We need to choose a set of transformed variables that will take on constant values at the edges of the "faces" of the enclosed volume, so that we can have numerical limits of integration in the calculation. Since there is a coefficient in each of the surface equations, we can plan our transformations around those numbers. If we choose the variables
$$ u \ = \ \frac{x^2}{z} \ \ , \ \ v \ = \ \frac{y^2}{x} \ \ , \ \ w \ = \ \frac{z^2}{y} \ \ , $$
we find (after some computation) that all of the "edges" of the region lie on the lines $ \ u \ = \ 1 \ , $ $ u \ = \ 2 \ , \ v \ = \ 1 \ , \ v \ = \ 2 \ , \ w \ = \ 1 \ , \ \ \text{and} \ \ \ w \ = \ 2 \ $ . These will serve as the integration limits for the three transformed variables; these choices present no difficulties as none of the coordinate variables can be zero in this region. [This is along the lines of what ELEC was pursuing.]
To complete the set-up for the volume integral, we will need to determine the Jacobian determinant $ \ \mathfrak{J} \ $ for this transformation.
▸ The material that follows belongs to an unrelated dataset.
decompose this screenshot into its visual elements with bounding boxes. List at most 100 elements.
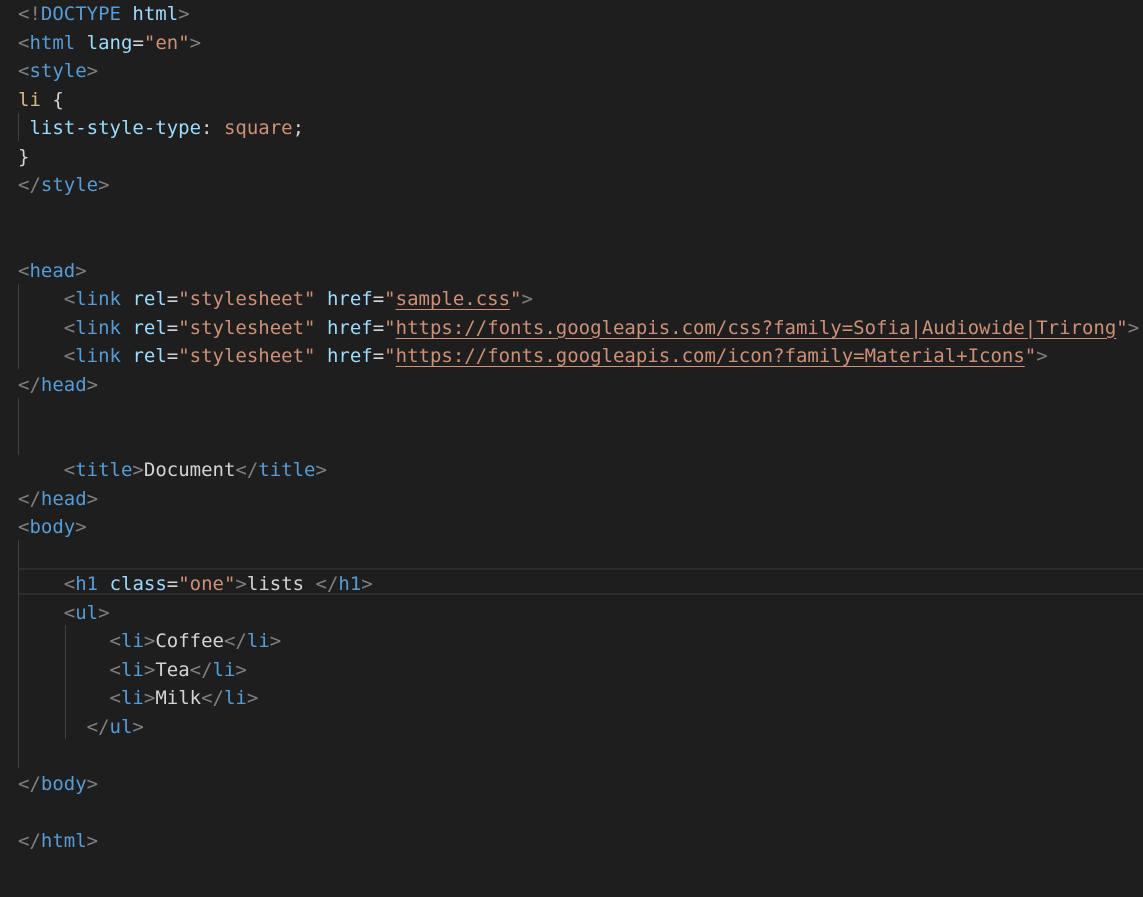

As is often the case, it is easier to find the determinant of the inverse transformation first:
$$ \mathfrak{J}^{-1} \ = \ \left| \ \begin{array}{ccc}
\frac{\partial u}{\partial x} & \frac{\partial u}{\partial y} & \frac{\partial u}{\partial z} \\ \frac{\partial v}{\partial x} & \frac{\partial v}{\partial y} & \frac{\partial v}{\partial z} \\ \frac{\partial w}{\partial x} & \frac{\partial w}{\partial y} & \frac{\partial w}{\partial z} \end{array} \ \right| \ \ = \ \ \left| \ \begin{array}{ccc}
\frac{2x}{z} & 0 & -\frac{x^2}{z^2} \\ -\frac{y^2}{x^2} & \frac{2y}{x} & 0 \\ 0 & -\frac{z^2}{y^2} & \frac{2z}{y} \end{array} \ \right| $$
$$ = \ \left( \frac{2x}{z} \right) \ \left( \frac{2y}{x} \right) \ \left( \frac{2z}{y} \right) \ \ + \ \ \left( -\frac{x^2}{z^2} \right) \ \left( -\frac{y^2}{x^2} \right) \ \left( -\frac{z^2}{y^2} \right) $$
$$ = \ \frac{8xyz}{xyz} \ \ - \ \ \frac{x^2 \ y^2 \ z^2}{x^2 \ y^2 \ z^2} \ = \ 7 \ \ . $$
Almost incredibly, the determinant is a constant value! The Jacobian for the transformation itself is $ \ \mathfrak{J} \ = \ \frac{1}{\mathfrak{J}^{-1}} \ = \ \frac{1}{7} \ $ , giving us the volume integral
$$ \iiint_V \ | \ \mathfrak{J} \ | \ \ du \ dv \ dw \ \ = \ \ \frac{1}{7} \ \int_1^2 \int_1^2 \int_1^2 \ \ du \ dv \ dw \ = \ \frac{1}{7} \ \ . $$
We can check to see if this result is plausible. The relevant fractional-powers of 2 are approximately
$$ 2^{1/7} \ \approx \ 1.10 \ \ , \ \ 2^{2/7} \ \approx \ 1.22 \ \ , \ \ 2^{3/7} \ \approx \ 1.35 \ , \ $$
$$ 2^{4/7} \ \approx \ 1.49 \ \ , \ \ 2^{5/7} \ \approx \ 1.64 \ \ , \ \ 2^{6/7} \ \approx \ 1.81 \ \ . $$
The distances from vertex $ \ \mathbf{H} \ $ to its neighbors $ \ \mathbf{E} \ , \ \mathbf{G} \ , \ \ \text{and} \ \ \mathbf{C} \ $ are all $ \ \sqrt{ \ 0.65^2 \ + \ 0.36^2 \ + \ 0.19^2 } \ \approx \ 0.77 $ . If we crudely approximate the volume of the region as a cube, then it is certainly smaller than $ \ 0.77^3 \ \approx \ 0.45 \ . $
But we can manage a better estimation than that. If we work out the vectors from vertex $ \ \mathbf{A} \ $ to each of its neighbors and do the same for $ \ \mathbf{H} \ $ , in order to approximate the somewhat slab-like volume as a parallelopiped, we can use vector triple products to bracket the size of our enclosed volume:
$$ \left| \ \ \left| \ \begin{array}{ccc}
0.49 & 0.22 & 0.10 \\ 0.22 & 0.10 & 0.49 \\ 0.10 & 0.49 & 0.22 \end{array} \ \right| \ \ \right| \ < \ V \ < \ \left| \ \ \left| \ \begin{array}{ccc}
0.65 & 0.36 & 0.19 \\ 0.19 & 0.65 & 0.36 \\ 0.36 & 0.19 & 0.65 \end{array} \ \right| \ \ \right| $$
$$ \Rightarrow \ \ 0.097 \ < \ V \ < 0.195 \ \ . $$
Our result of $ \ V \ = \ \frac{1}{7} \ $ is close to the midpoint of this interval.